Ecrire et faire aimer l'histoire

Histoire Pour Tous N° 70 : L’exécution de Mata-Hari, vu et écrit par le Docteur Léon Bizard

Les derniers instants de Mata-Hari

 

Mata-Hari, album Reutlinger de portaits divers – source : Gallica-BnF

En 1934, le médecin Léon Bizard (1872-1942) raconte l’exécution de la fameuse espionne, fusillée à Vincennes en 1917 pour intelligence avec l'ennemi.

Mata Hari, de son vrai nom Margaretha Geertruida «Grietje» Zelle, est née en 1876 à Leeuwarden, aux Pays-Bas. Après avoir vécu quelque temps avec son mari et leurs deux enfants à Java, elle retourne en Europe où elle devient danseuse exotique et courtisane. Ses conquêtes et son mode de vie flamboyant lui valent la célébrité.
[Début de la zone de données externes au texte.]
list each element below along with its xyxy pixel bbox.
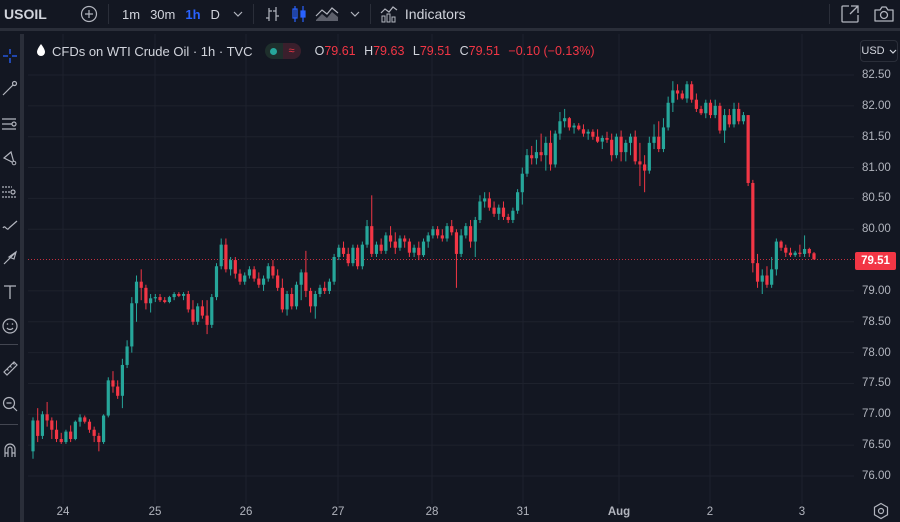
close-label: C — [459, 44, 469, 58]
emoji-icon[interactable] — [0, 314, 20, 338]
zoom-in-icon[interactable] — [0, 392, 20, 416]
chevron-down-icon — [889, 49, 897, 54]
crosshair-icon[interactable] — [0, 44, 20, 68]
market-open-icon — [264, 43, 283, 59]
data-delayed-icon: ≈ — [282, 43, 301, 59]
brush-icon[interactable] — [0, 214, 20, 238]
chevron-down-icon[interactable] — [231, 11, 245, 17]
bars-icon[interactable] — [262, 5, 284, 23]
fullscreen-icon[interactable] — [838, 4, 862, 24]
horizontal-lines-icon[interactable] — [0, 112, 20, 136]
time-tick-label: 26 — [239, 506, 253, 518]
price-tick-label: 79.00 — [862, 284, 891, 297]
price-tick-label: 78.50 — [862, 315, 891, 328]
candles-icon[interactable] — [288, 5, 310, 23]
price-tick-label: 77.00 — [862, 408, 891, 421]
low-label: L — [412, 44, 420, 58]
ruler-icon[interactable] — [0, 356, 20, 380]
close-value: 79.51 — [468, 44, 500, 58]
low-value: 79.51 — [419, 44, 452, 58]
time-tick-label: 3 — [798, 506, 806, 518]
price-tick-label: 77.50 — [862, 377, 891, 390]
currency-label: USD — [861, 45, 885, 57]
divider — [0, 344, 18, 345]
currency-select[interactable]: USD — [860, 40, 898, 62]
timeframe-1m[interactable]: 1m — [122, 6, 141, 22]
fib-icon[interactable] — [0, 180, 20, 204]
timeframe-d[interactable]: D — [210, 6, 220, 22]
drawing-toolbar — [0, 34, 24, 522]
timeframe-30m[interactable]: 30m — [150, 6, 176, 22]
last-price-label: 79.51 — [855, 252, 896, 270]
price-tick-label: 82.00 — [862, 99, 891, 112]
divider — [829, 4, 830, 24]
high-value: 79.63 — [373, 44, 405, 58]
symbol-search-button[interactable]: USOIL — [4, 6, 47, 22]
settings-icon[interactable] — [872, 502, 890, 520]
open-label: O — [314, 44, 325, 58]
time-tick-label: 2 — [706, 506, 714, 518]
ohlc-values: O79.61 H79.63 L79.51 C79.51 −0.10 (−0.13… — [315, 44, 595, 58]
price-tick-label: 76.00 — [862, 470, 891, 482]
price-tick-label: 80.00 — [862, 223, 891, 236]
plus-circle-icon[interactable] — [78, 3, 100, 25]
trend-line-icon[interactable] — [0, 76, 20, 100]
price-tick-label: 80.50 — [862, 192, 891, 205]
market-status-pill[interactable]: ≈ — [264, 43, 301, 59]
top-toolbar: USOIL 1m 30m 1h D Indicators — [0, 0, 900, 31]
arrow-icon[interactable] — [0, 246, 20, 270]
open-value: 79.61 — [324, 44, 356, 58]
time-tick-label: 27 — [331, 506, 345, 518]
change-value: −0.10 (−0.13%) — [508, 44, 595, 58]
camera-icon[interactable] — [872, 5, 896, 23]
time-tick-label: 25 — [148, 506, 162, 518]
chevron-down-icon[interactable] — [348, 11, 362, 17]
time-tick-label: 24 — [56, 506, 70, 518]
timeframe-1h[interactable]: 1h — [185, 6, 201, 22]
time-tick-label: Aug — [607, 506, 631, 518]
price-tick-label: 78.00 — [862, 346, 891, 359]
candlestick-chart[interactable] — [28, 34, 854, 504]
text-icon[interactable] — [0, 280, 20, 304]
time-tick-label: 28 — [425, 506, 439, 518]
divider — [108, 4, 109, 24]
price-tick-label: 81.50 — [862, 130, 891, 143]
time-tick-label: 31 — [516, 506, 530, 518]
magnet-icon[interactable] — [0, 438, 20, 462]
oil-drop-icon — [36, 43, 46, 59]
divider — [252, 4, 254, 24]
divider — [0, 424, 18, 425]
price-tick-label: 81.00 — [862, 161, 891, 174]
indicators-icon[interactable] — [379, 5, 399, 23]
price-tick-label: 76.50 — [862, 439, 891, 452]
divider — [369, 4, 371, 24]
indicators-button[interactable]: Indicators — [404, 6, 466, 22]
high-label: H — [364, 44, 374, 58]
area-icon[interactable] — [314, 5, 340, 23]
symbol-title[interactable]: CFDs on WTI Crude Oil · 1h · TVC — [52, 43, 253, 59]
pattern-icon[interactable] — [0, 146, 20, 170]
chart-legend: CFDs on WTI Crude Oil · 1h · TVC ≈ O79.6… — [36, 42, 595, 60]
price-tick-label: 82.50 — [862, 69, 891, 81]
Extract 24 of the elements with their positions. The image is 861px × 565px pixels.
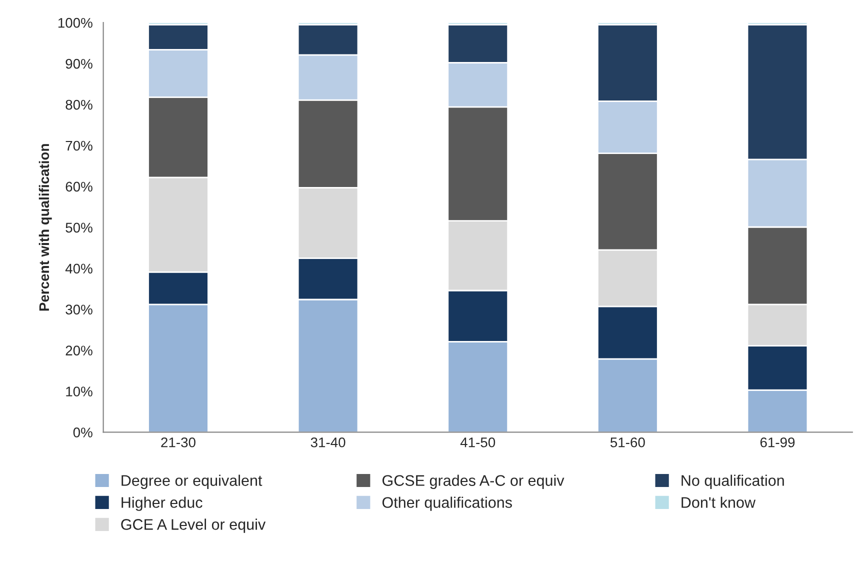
legend-label: No qualification — [682, 474, 784, 489]
y-tick-label: 50% — [66, 222, 92, 233]
y-tick-label: 90% — [66, 58, 92, 69]
y-tick-label: 20% — [66, 346, 92, 356]
legend-label: GCE A Level or equiv — [121, 518, 266, 533]
legend-label: GCSE grades A-C or equiv — [382, 474, 564, 489]
legend-label: Don't know — [682, 496, 756, 508]
y-tick-label: 30% — [66, 304, 92, 315]
y-tick-label: 100% — [58, 18, 92, 28]
legend-label: Degree or equivalent — [122, 474, 262, 489]
y-tick-label: 40% — [65, 264, 92, 274]
legend-label: Other qualifications — [382, 496, 512, 511]
y-axis-title: Percent with qualification — [38, 144, 52, 311]
y-tick-label: 80% — [66, 100, 92, 110]
y-tick-label: 10% — [66, 386, 92, 396]
x-tick-label: 21-30 — [161, 437, 196, 448]
x-tick-label: 31-40 — [310, 437, 346, 448]
x-tick-label: 41-50 — [460, 437, 496, 448]
y-tick-label: 70% — [66, 140, 92, 151]
y-tick-label: 0% — [73, 428, 92, 438]
legend-label: Higher educ — [122, 496, 202, 511]
x-tick-label: 51-60 — [610, 437, 645, 448]
y-tick-label: 60% — [66, 182, 92, 192]
x-tick-label: 61-99 — [760, 437, 795, 448]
C'est en 1916 qu'elle devient espionne pour le compte des Services Secrets Français, sa nationalité Néerlandaise lui permettant de franchir librement les frontières d'une Europe alors déchirée par la guerre. Mais le 13 février 1917, elle est arrêtée à Paris par l'armée Française : on l'accuse d'intelligence avec l'ennemi. Les mutineries se multiplient au front et la France exige des coupables. Après un procès sommaire qui la désigne comme l'agent Allemand « H-21 », elle est condamnée à mort. Elle sera fusillée le 15 octobre, à Vincennes.

Pendant ses huit mois de détention, Léon Bizard, médecin-chef de la préfecture de police, lui a rendu visite chaque jour dans sa cellule. Il a aussi assisté à ses derniers moments : en 1934, il les raconte dans Paris-Soir du 19 septembre 1934.

Voici l’article du Paris-Soir :

L’article du Paris-Soir du 19 septembre 1934

« La vie et la mort de Mata-Hari n’ont pas fini de susciter des commentaires et des polémiques.

Voici que maintenait qu’à la suite de la puplication d’un livre écrit par un Hollandais, compatriote de la « danseuse rouge », les journaux outre-atlantique puplie sur l’espionne célèbre de soi-disant « révélations », au cours desquelles oms exploitent surtout longuement l’histoire de sa fin romanesque à la Carponnière de Vincennes, telle que l’imaginèrent certains romanciers et auteurs dramatiques dont la thèse prévalut jusqu’à aujourd'hui.

Il nous a semblé intéressant, pour rétablir un point d’histoire, de demander à la seule personne qui puisse apporter un témoignage incontestable sur les derniers moments de Mata-Hari de conter dans nos colonnes l’exacte vérité sur son exécution.

Mr. le Docteur Léon Bizard, médecin chef de la Préfecture de Police, qui fut le médecin de Saint-Lazare (prison de), a bien voulu, pour nos lecteurs, renoncer sur cette question au silence qu’il gardait depuis dix-sept ans.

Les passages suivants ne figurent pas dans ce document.